QS allocates 5% weight to ISR, while THE assigns 2.5%, because the two ranking systems prioritize different aspects of institutional quality. QS views student diversity as a direct measure of global reputation and attractiveness, whereas THE integrates ISR into a broader “International Outlook” pillar that also includes staff diversity and research collaboration. THE’s lower weight reflects a methodological choice to emphasize research-related internationalization over student demographics. In the 2024 QS ranking, ISR contributed to an average of 4.2 points per institution, compared to 1.8 points in THE, a 2.4-point difference.

Q2: Does ARWU penalize universities with high international student populations?

No, ARWU does not penalize high ISR—it simply does not measure it. ARWU’s methodology focuses exclusively on research output, faculty awards, and international co-authorship. A university with 60% international students receives no direct benefit or penalty in the ARWU ranking. However, because ARWU’s proxy indicators (e.g., international co-authorship) correlate moderately with ISR (r=0.61), institutions with high ISR may indirectly score higher on co-authorship metrics. For example, the University of Hong Kong (ISR 43%) ranks 69th in ARWU, while its QS rank is 26th, a 43-position gap largely attributable to ISR weighting.

Q3: How can applicants compare rankings that use different ISR definitions?

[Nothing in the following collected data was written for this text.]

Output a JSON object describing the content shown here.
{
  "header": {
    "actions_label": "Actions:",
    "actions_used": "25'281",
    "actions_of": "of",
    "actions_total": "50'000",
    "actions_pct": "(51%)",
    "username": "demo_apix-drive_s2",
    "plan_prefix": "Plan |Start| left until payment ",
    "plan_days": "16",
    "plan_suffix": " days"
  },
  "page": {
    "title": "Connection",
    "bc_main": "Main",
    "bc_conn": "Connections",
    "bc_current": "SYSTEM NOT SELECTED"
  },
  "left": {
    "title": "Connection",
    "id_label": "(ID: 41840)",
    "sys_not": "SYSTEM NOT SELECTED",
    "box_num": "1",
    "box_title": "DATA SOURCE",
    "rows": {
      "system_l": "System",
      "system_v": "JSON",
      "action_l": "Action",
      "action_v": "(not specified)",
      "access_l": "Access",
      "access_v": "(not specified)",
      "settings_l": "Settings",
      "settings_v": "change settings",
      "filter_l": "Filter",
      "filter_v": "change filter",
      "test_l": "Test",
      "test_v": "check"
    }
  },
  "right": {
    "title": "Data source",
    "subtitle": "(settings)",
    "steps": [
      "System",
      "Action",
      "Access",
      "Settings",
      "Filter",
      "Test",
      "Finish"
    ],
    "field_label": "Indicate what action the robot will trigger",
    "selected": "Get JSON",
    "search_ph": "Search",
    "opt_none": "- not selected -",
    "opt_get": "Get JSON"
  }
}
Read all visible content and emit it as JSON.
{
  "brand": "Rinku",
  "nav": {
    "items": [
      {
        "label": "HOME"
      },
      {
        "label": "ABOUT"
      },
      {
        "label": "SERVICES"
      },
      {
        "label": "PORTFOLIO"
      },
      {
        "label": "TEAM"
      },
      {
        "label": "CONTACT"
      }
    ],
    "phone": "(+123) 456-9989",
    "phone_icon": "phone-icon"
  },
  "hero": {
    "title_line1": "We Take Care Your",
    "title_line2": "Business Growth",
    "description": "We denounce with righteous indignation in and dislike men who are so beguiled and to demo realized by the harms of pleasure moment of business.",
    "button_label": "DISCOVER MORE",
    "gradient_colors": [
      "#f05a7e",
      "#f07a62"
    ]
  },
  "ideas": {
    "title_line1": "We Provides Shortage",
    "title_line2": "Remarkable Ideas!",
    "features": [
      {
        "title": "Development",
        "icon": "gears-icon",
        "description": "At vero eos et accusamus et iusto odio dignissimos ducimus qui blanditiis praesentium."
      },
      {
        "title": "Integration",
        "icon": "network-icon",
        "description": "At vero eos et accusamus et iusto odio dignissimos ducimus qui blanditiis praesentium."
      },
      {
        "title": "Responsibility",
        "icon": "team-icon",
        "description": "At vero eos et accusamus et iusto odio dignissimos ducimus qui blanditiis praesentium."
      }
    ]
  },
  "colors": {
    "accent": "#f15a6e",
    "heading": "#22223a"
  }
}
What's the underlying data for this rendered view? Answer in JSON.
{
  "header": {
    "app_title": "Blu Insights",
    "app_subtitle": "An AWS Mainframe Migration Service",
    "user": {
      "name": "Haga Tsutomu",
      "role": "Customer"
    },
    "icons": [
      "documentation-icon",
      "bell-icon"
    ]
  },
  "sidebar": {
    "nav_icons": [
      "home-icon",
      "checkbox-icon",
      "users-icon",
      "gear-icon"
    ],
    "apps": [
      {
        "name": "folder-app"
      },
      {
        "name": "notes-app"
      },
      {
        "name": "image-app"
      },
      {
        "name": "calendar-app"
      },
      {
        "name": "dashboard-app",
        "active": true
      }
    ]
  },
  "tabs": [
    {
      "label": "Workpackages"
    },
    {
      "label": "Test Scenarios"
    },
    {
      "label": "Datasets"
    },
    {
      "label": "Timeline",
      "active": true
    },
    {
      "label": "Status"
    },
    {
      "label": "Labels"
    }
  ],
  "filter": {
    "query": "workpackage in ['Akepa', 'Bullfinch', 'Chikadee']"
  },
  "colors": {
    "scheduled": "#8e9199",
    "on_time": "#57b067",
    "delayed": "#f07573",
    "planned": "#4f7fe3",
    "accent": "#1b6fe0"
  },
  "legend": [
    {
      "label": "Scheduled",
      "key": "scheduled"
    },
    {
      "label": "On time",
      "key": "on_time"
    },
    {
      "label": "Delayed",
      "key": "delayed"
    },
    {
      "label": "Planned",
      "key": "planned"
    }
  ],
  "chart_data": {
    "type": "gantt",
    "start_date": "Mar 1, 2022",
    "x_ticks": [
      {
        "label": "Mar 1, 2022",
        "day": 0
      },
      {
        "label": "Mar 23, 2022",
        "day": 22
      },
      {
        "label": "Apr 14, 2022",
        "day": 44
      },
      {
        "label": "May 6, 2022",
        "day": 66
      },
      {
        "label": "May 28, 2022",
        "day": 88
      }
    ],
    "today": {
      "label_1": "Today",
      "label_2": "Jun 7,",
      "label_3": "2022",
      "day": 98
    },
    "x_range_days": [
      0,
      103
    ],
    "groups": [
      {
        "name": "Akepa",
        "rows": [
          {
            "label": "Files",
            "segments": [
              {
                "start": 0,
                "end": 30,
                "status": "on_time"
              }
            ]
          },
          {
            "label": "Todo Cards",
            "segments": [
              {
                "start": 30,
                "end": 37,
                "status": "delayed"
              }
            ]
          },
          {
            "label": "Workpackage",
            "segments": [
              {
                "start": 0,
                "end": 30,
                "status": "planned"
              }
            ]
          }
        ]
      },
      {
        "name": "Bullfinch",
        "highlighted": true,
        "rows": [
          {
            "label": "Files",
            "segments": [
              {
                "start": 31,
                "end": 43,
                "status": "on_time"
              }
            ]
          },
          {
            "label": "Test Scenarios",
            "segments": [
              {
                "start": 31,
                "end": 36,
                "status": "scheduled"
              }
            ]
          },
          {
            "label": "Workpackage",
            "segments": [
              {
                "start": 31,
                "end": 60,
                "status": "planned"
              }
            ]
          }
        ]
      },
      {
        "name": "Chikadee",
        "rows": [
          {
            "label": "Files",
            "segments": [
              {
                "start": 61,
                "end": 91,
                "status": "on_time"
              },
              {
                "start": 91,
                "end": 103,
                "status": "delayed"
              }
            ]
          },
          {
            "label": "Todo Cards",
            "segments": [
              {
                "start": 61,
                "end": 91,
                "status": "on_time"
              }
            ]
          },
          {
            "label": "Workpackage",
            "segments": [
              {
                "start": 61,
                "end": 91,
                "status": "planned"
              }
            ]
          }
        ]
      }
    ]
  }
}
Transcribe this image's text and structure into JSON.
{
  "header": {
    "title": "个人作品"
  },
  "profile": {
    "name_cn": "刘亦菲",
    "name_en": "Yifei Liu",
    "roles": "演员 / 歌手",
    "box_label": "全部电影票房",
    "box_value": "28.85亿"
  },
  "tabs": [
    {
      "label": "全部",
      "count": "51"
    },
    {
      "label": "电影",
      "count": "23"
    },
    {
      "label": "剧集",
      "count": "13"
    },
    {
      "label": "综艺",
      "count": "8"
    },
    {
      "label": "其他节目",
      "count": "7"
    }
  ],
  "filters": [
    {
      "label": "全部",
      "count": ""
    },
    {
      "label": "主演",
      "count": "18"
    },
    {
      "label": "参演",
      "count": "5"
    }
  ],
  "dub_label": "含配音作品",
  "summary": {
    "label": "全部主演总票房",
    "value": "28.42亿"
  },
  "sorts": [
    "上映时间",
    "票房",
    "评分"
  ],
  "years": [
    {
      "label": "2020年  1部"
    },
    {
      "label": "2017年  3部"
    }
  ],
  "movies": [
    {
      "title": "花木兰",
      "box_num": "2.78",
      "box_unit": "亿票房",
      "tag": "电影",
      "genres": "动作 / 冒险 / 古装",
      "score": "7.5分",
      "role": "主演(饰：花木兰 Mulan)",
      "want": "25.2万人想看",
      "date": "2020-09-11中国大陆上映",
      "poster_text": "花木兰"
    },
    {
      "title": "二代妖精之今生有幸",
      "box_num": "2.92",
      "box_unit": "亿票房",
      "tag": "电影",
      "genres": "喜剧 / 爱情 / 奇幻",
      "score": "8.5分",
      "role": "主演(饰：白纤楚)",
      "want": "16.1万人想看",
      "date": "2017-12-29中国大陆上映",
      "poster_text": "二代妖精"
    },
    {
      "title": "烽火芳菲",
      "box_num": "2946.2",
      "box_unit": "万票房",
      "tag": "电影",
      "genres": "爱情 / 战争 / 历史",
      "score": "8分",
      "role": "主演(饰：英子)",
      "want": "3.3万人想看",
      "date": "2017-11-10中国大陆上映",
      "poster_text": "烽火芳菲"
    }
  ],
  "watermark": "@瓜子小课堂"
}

Applicants should access the component scores published by each ranking body. QS provides a breakdown of ISR scores for all ranked institutions on its website; THE offers the International Outlook pillar score, which includes ISR as a sub-component. ARWU does not publish ISR-equivalent data. A practical approach is to normalize ISR across rankings by calculating the percentile rank within each system. For instance, a university in the top 10% for QS ISR but only the top 30% for THE International Outlook may have a high absolute ISR but be penalized by THE’s regional benchmark adjustment. Cross-referencing these percentiles with the institution’s overall rank provides a clearer picture of how ISR influences its position.

References

  • QS Quacquarelli Symonds. 2024. QS World University Rankings Methodology. QS Intelligence Unit.
  • Times Higher Education. 2024. THE World University Rankings Methodology. THE Research.
  • ShanghaiRanking Consultancy. 2024. Academic Ranking of World Universities Methodology. ShanghaiRanking.
  • OECD. 2023. Education at a Glance 2023: OECD Indicators. OECD Publishing.
  • Institute of International Education. 2023. Open Doors Report on International Educational Exchange. IIE.